A thorny issue for any health-care plan other than single-payer is how to handle people with pre-existing conditions. Obamacare’s approach is to prohibit insurers from considering these conditions. But that prohibition means people can wait until they get sick to buy insurance, threatening the viability of insurance markets. The Affordable Care Act attempted to solve that problem by requiring healthy people to buy insurance. The Republicans take a different approach. They too would keep insurers from discriminating against people with pre-existing conditions — so long as those people had maintained continuous coverage. That regulation creates the opposite incentive from Obamacare’s total prohibition: Healthy people have a reason to buy insurance, so no further action needs to be taken to get them to do it…People who had not maintained continuous coverage, who do not have an employer plan and who cannot buy private coverage would be covered by subsidized high-risk pools.
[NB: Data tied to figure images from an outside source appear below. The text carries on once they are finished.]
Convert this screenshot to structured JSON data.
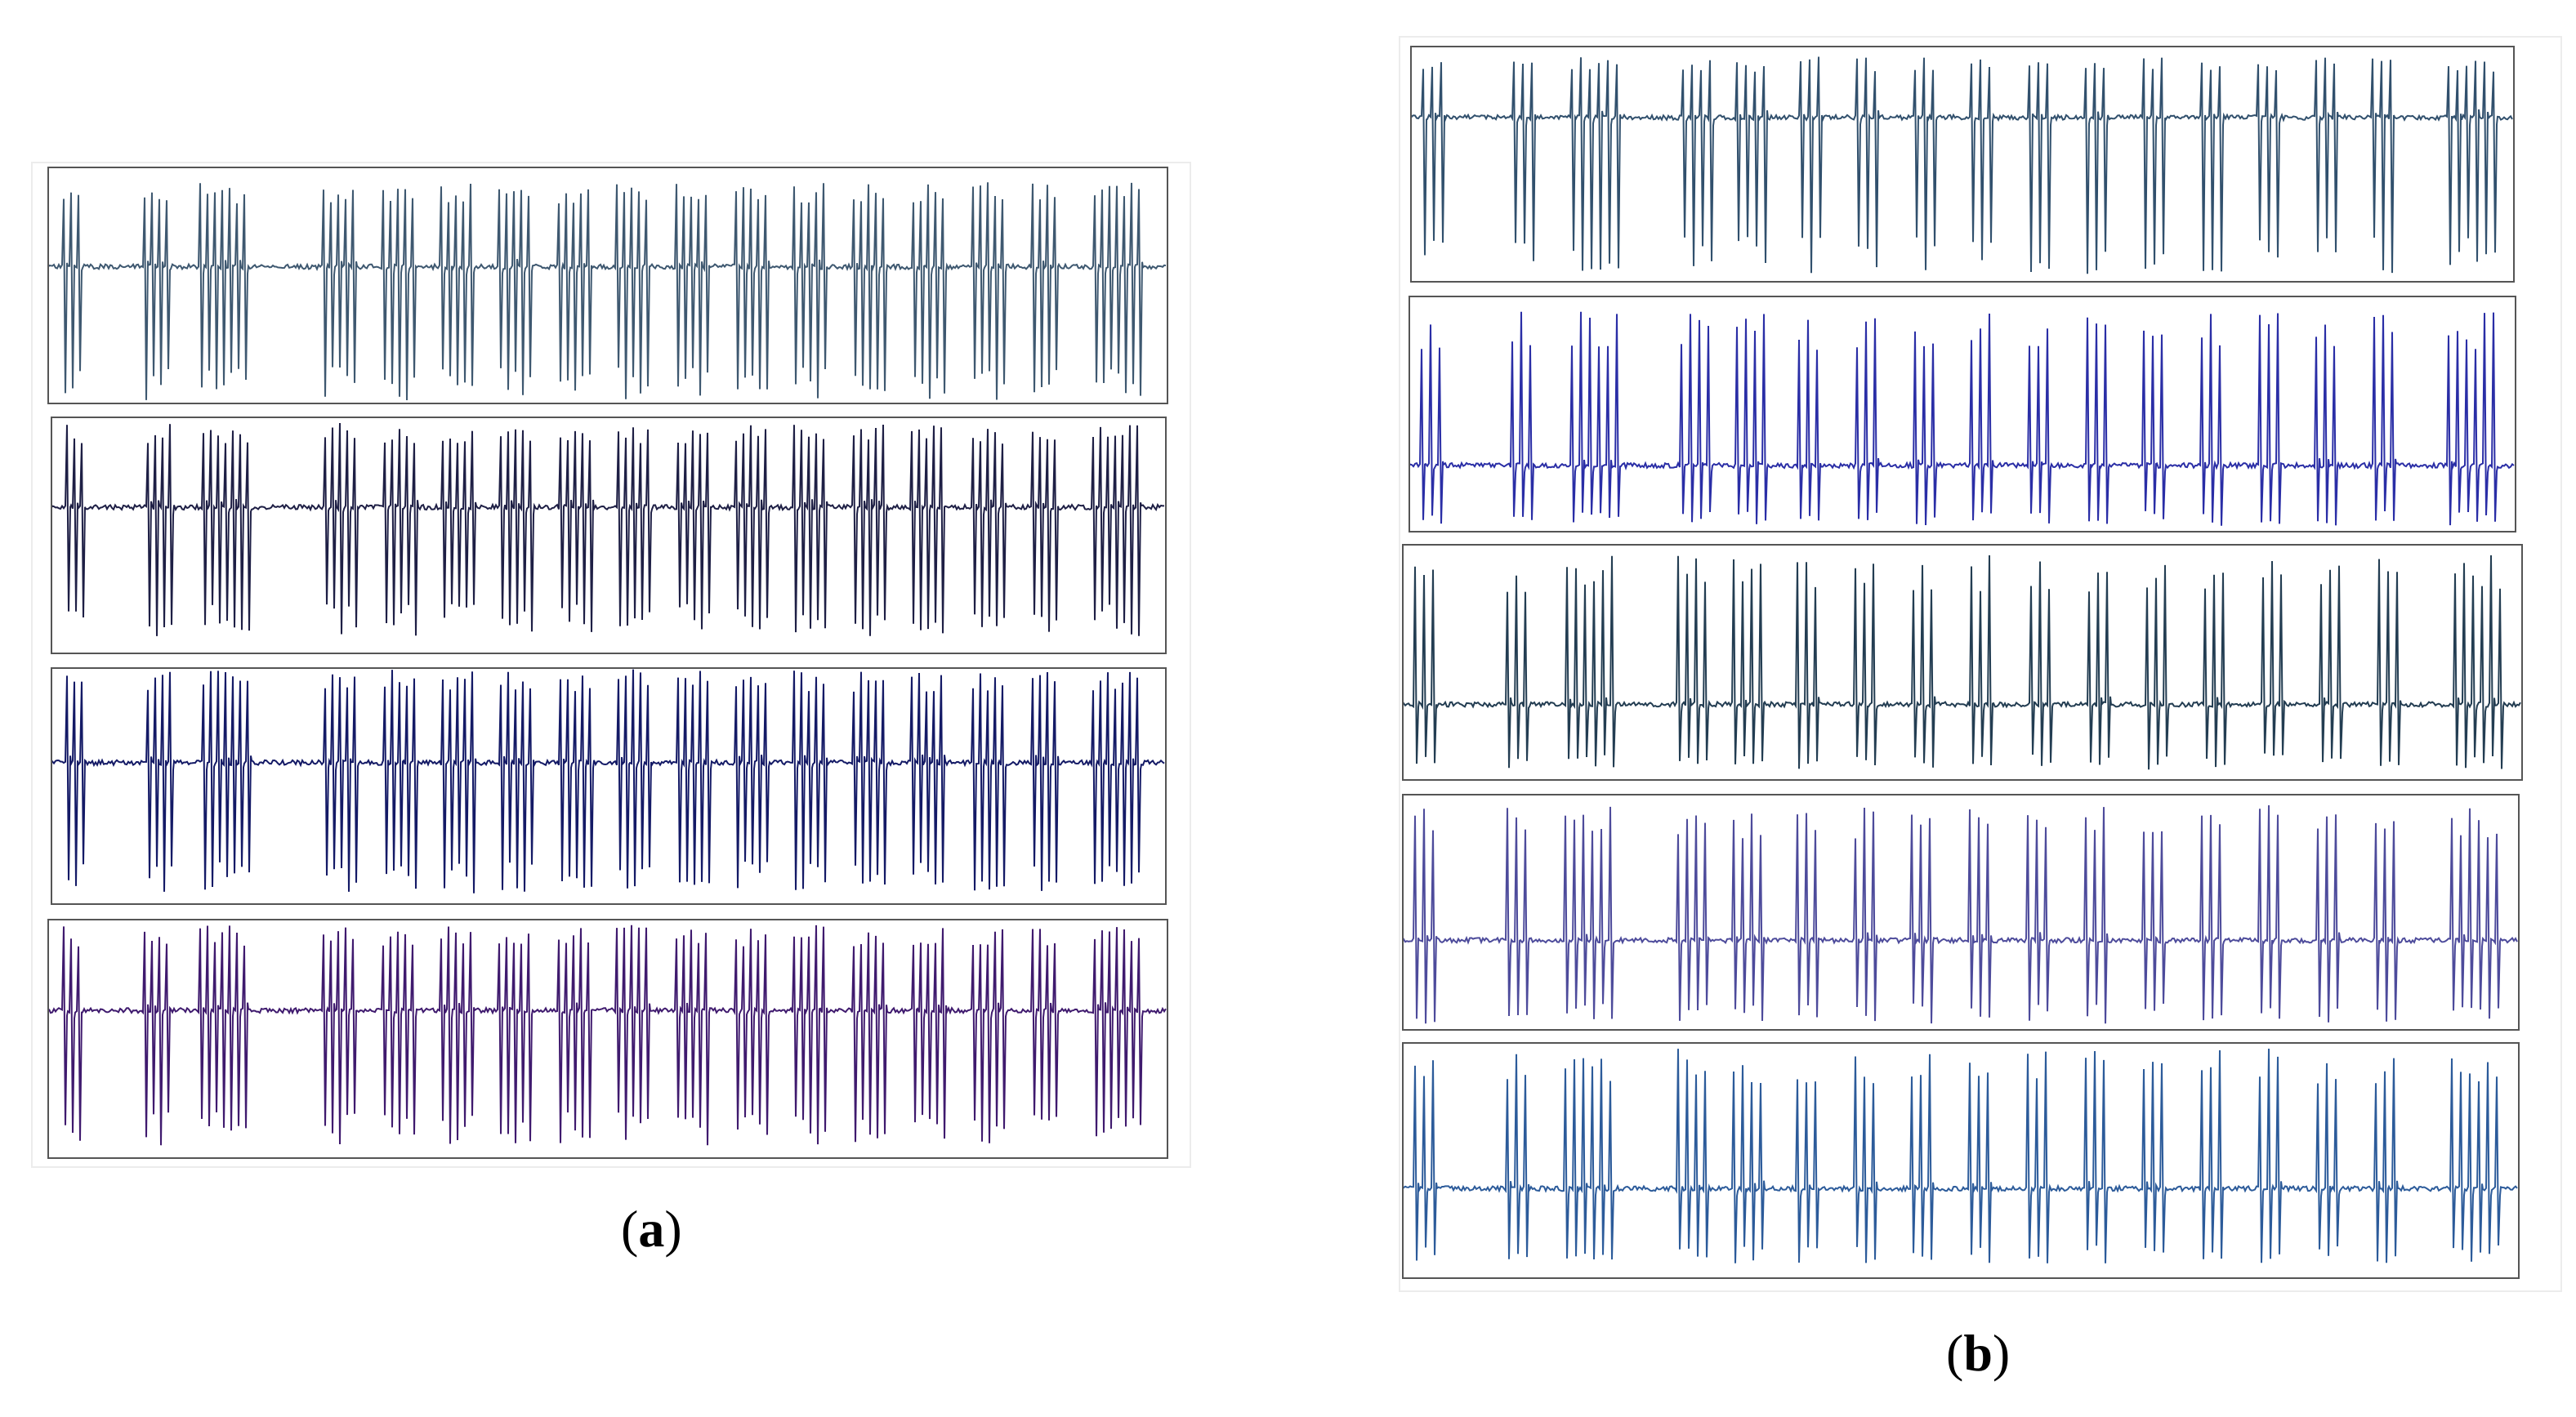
{
  "panels": [
    {
      "id": "a",
      "caption_open": "(",
      "caption_letter": "a",
      "caption_close": ")",
      "traces": [
        {
          "color": "#3e5870"
        },
        {
          "color": "#1e1f45"
        },
        {
          "color": "#141a66"
        },
        {
          "color": "#3f1a6e"
        }
      ]
    },
    {
      "id": "b",
      "caption_open": "(",
      "caption_letter": "b",
      "caption_close": ")",
      "traces": [
        {
          "color": "#31506d"
        },
        {
          "color": "#2a2ea6"
        },
        {
          "color": "#233d52"
        },
        {
          "color": "#4d4b9b"
        },
        {
          "color": "#2c5b9a"
        }
      ]
    }
  ]
}
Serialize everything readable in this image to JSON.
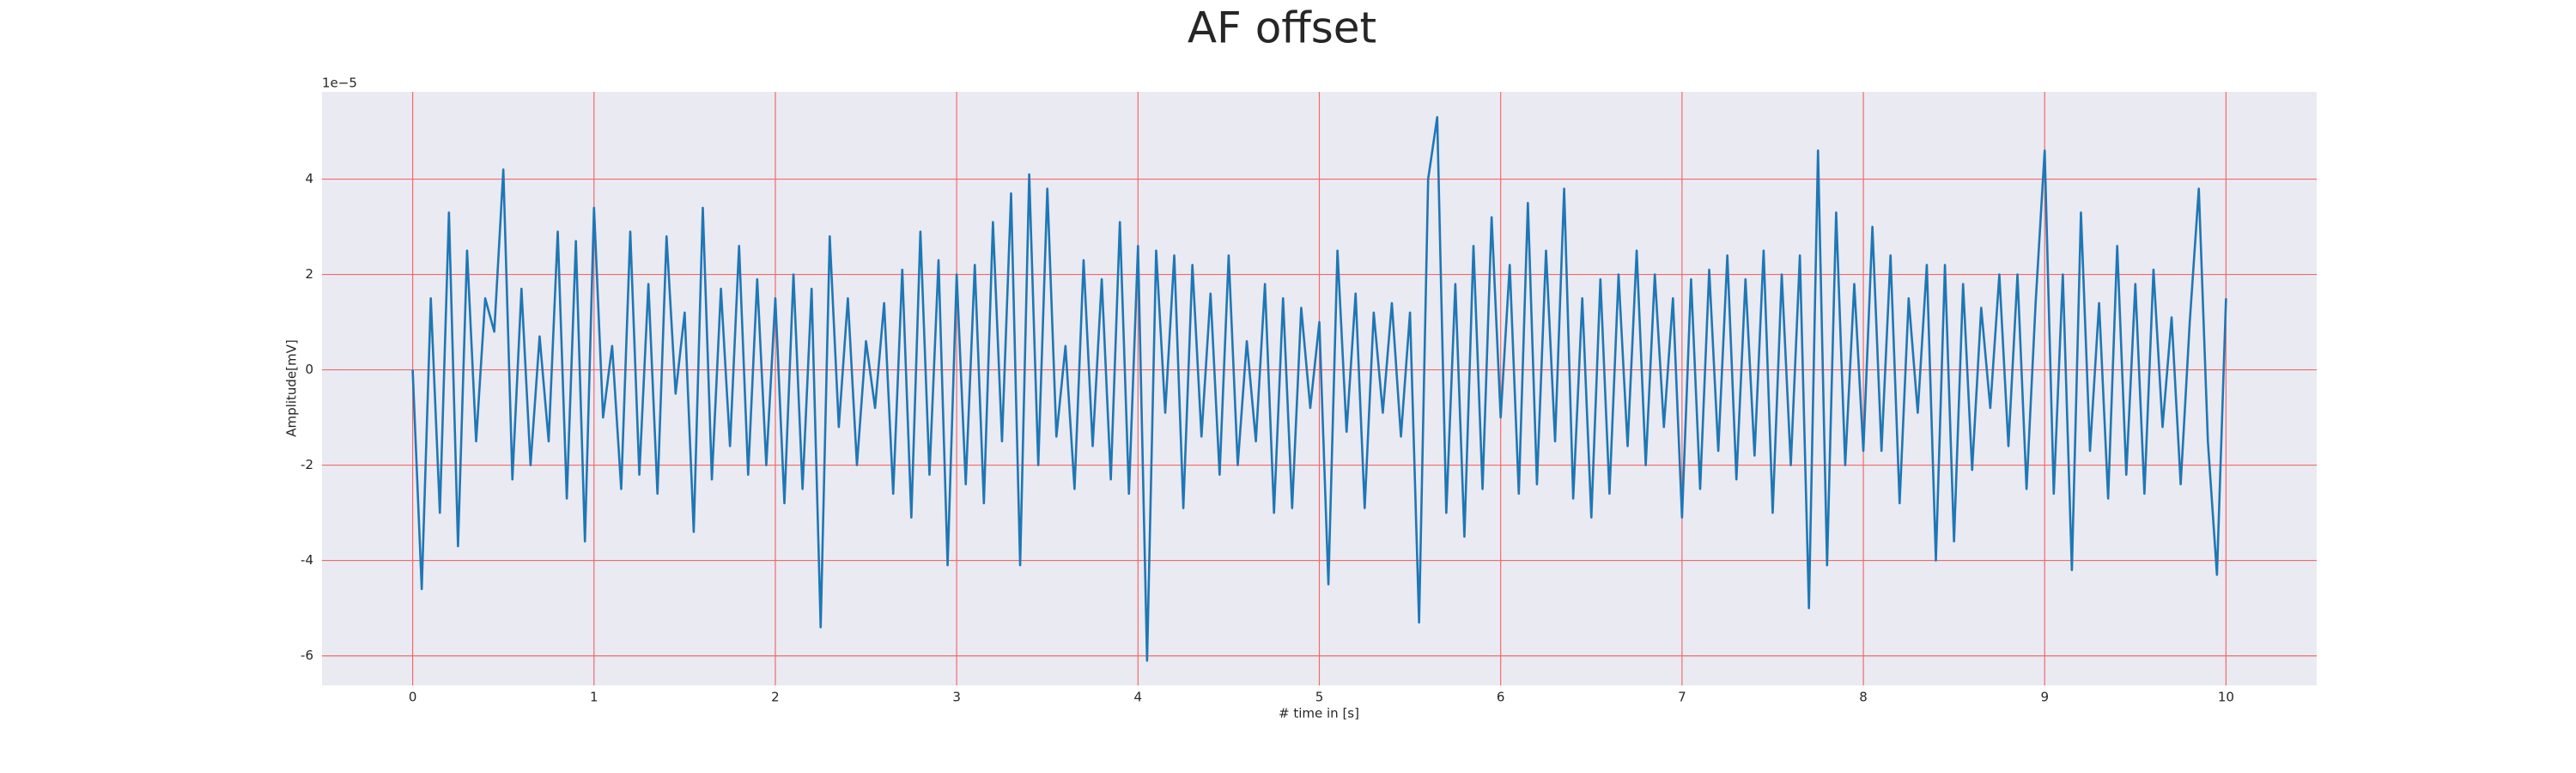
{
  "chart_data": {
    "type": "line",
    "title": "AF offset",
    "x_label": "# time in [s]",
    "y_label": "Amplitude[mV]",
    "y_offset_text": "1e−5",
    "x": [
      0,
      0.05,
      0.1,
      0.15,
      0.2,
      0.25,
      0.3,
      0.35,
      0.4,
      0.45,
      0.5,
      0.55,
      0.6,
      0.65,
      0.7,
      0.75,
      0.8,
      0.85,
      0.9,
      0.95,
      1,
      1.05,
      1.1,
      1.15,
      1.2,
      1.25,
      1.3,
      1.35,
      1.4,
      1.45,
      1.5,
      1.55,
      1.6,
      1.65,
      1.7,
      1.75,
      1.8,
      1.85,
      1.9,
      1.95,
      2,
      2.05,
      2.1,
      2.15,
      2.2,
      2.25,
      2.3,
      2.35,
      2.4,
      2.45,
      2.5,
      2.55,
      2.6,
      2.65,
      2.7,
      2.75,
      2.8,
      2.85,
      2.9,
      2.95,
      3,
      3.05,
      3.1,
      3.15,
      3.2,
      3.25,
      3.3,
      3.35,
      3.4,
      3.45,
      3.5,
      3.55,
      3.6,
      3.65,
      3.7,
      3.75,
      3.8,
      3.85,
      3.9,
      3.95,
      4,
      4.05,
      4.1,
      4.15,
      4.2,
      4.25,
      4.3,
      4.35,
      4.4,
      4.45,
      4.5,
      4.55,
      4.6,
      4.65,
      4.7,
      4.75,
      4.8,
      4.85,
      4.9,
      4.95,
      5,
      5.05,
      5.1,
      5.15,
      5.2,
      5.25,
      5.3,
      5.35,
      5.4,
      5.45,
      5.5,
      5.55,
      5.6,
      5.65,
      5.7,
      5.75,
      5.8,
      5.85,
      5.9,
      5.95,
      6,
      6.05,
      6.1,
      6.15,
      6.2,
      6.25,
      6.3,
      6.35,
      6.4,
      6.45,
      6.5,
      6.55,
      6.6,
      6.65,
      6.7,
      6.75,
      6.8,
      6.85,
      6.9,
      6.95,
      7,
      7.05,
      7.1,
      7.15,
      7.2,
      7.25,
      7.3,
      7.35,
      7.4,
      7.45,
      7.5,
      7.55,
      7.6,
      7.65,
      7.7,
      7.75,
      7.8,
      7.85,
      7.9,
      7.95,
      8,
      8.05,
      8.1,
      8.15,
      8.2,
      8.25,
      8.3,
      8.35,
      8.4,
      8.45,
      8.5,
      8.55,
      8.6,
      8.65,
      8.7,
      8.75,
      8.8,
      8.85,
      8.9,
      8.95,
      9,
      9.05,
      9.1,
      9.15,
      9.2,
      9.25,
      9.3,
      9.35,
      9.4,
      9.45,
      9.5,
      9.55,
      9.6,
      9.65,
      9.7,
      9.75,
      9.8,
      9.85,
      9.9,
      9.95,
      10
    ],
    "series": [
      {
        "color": "#1f77b4",
        "values": [
          0,
          -4.6,
          1.5,
          -3.0,
          3.3,
          -3.7,
          2.5,
          -1.5,
          1.5,
          0.8,
          4.2,
          -2.3,
          1.7,
          -2.0,
          0.7,
          -1.5,
          2.9,
          -2.7,
          2.7,
          -3.6,
          3.4,
          -1.0,
          0.5,
          -2.5,
          2.9,
          -2.2,
          1.8,
          -2.6,
          2.8,
          -0.5,
          1.2,
          -3.4,
          3.4,
          -2.3,
          1.7,
          -1.6,
          2.6,
          -2.2,
          1.9,
          -2.0,
          1.5,
          -2.8,
          2.0,
          -2.5,
          1.7,
          -5.4,
          2.8,
          -1.2,
          1.5,
          -2.0,
          0.6,
          -0.8,
          1.4,
          -2.6,
          2.1,
          -3.1,
          2.9,
          -2.2,
          2.3,
          -4.1,
          2.0,
          -2.4,
          2.2,
          -2.8,
          3.1,
          -1.5,
          3.7,
          -4.1,
          4.1,
          -2.0,
          3.8,
          -1.4,
          0.5,
          -2.5,
          2.3,
          -1.6,
          1.9,
          -2.3,
          3.1,
          -2.6,
          2.6,
          -6.1,
          2.5,
          -0.9,
          2.4,
          -2.9,
          2.2,
          -1.4,
          1.6,
          -2.2,
          2.4,
          -2.0,
          0.6,
          -1.5,
          1.8,
          -3.0,
          1.5,
          -2.9,
          1.3,
          -0.8,
          1.0,
          -4.5,
          2.5,
          -1.3,
          1.6,
          -2.9,
          1.2,
          -0.9,
          1.4,
          -1.4,
          1.2,
          -5.3,
          4.0,
          5.3,
          -3.0,
          1.8,
          -3.5,
          2.6,
          -2.5,
          3.2,
          -1.0,
          2.2,
          -2.6,
          3.5,
          -2.4,
          2.5,
          -1.5,
          3.8,
          -2.7,
          1.5,
          -3.1,
          1.9,
          -2.6,
          2.0,
          -1.6,
          2.5,
          -2.0,
          2.0,
          -1.2,
          1.5,
          -3.1,
          1.9,
          -2.5,
          2.1,
          -1.7,
          2.4,
          -2.3,
          1.9,
          -1.8,
          2.5,
          -3.0,
          2.0,
          -2.0,
          2.4,
          -5.0,
          4.6,
          -4.1,
          3.3,
          -2.0,
          1.8,
          -1.7,
          3.0,
          -1.7,
          2.4,
          -2.8,
          1.5,
          -0.9,
          2.2,
          -4.0,
          2.2,
          -3.6,
          1.8,
          -2.1,
          1.3,
          -0.8,
          2.0,
          -1.6,
          2.0,
          -2.5,
          1.4,
          4.6,
          -2.6,
          2.0,
          -4.2,
          3.3,
          -1.7,
          1.4,
          -2.7,
          2.6,
          -2.2,
          1.8,
          -2.6,
          2.1,
          -1.2,
          1.1,
          -2.4,
          1.0,
          3.8,
          -1.5,
          -4.3,
          1.5
        ]
      }
    ],
    "xlim": [
      -0.5,
      10.5
    ],
    "xticks": [
      0,
      1,
      2,
      3,
      4,
      5,
      6,
      7,
      8,
      9,
      10
    ],
    "ylim": [
      -6.62,
      5.83
    ],
    "yticks": [
      -6,
      -4,
      -2,
      0,
      2,
      4
    ],
    "grid": true
  }
}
Ponnuru concludes: “These ideas have no immediate prospect of becoming law. They look about as unlikely to carry the day as the ideas behind Obamacare did six years before it was enacted. The House plan makes it much more likely, though, that Republicans will be ready to act should they ever attain unified control of the government. And if that day comes, Obamacare will have paved the way for its own replacement.” Here’s Ryan laying out broad strokes at AEI, followed by a panel discussion among the four committee chairmen who crafted the new blueprint:
The Speaker made reference to the essential importance Medicare reform in his remarks, which he has championed for years. I’ll leave you with a reminder of why that challenge is so pressing. In short, if we do nothing, “Medicare as we know it” is on a rapid path to insolvency — as entitlement spending remains by far the largest driver of our long-term debt crisis:
Medicare will be insolvent by 2028, two years earlier than previous estimates: https://t.co/Ng5TMCOJro
— Modern Healthcare (@modrnhealthcr) June 22, 2016
The nonpartisan Congressional Budget Office estimates Medicare’s insolvency date will arrive two years earlier, in 2026.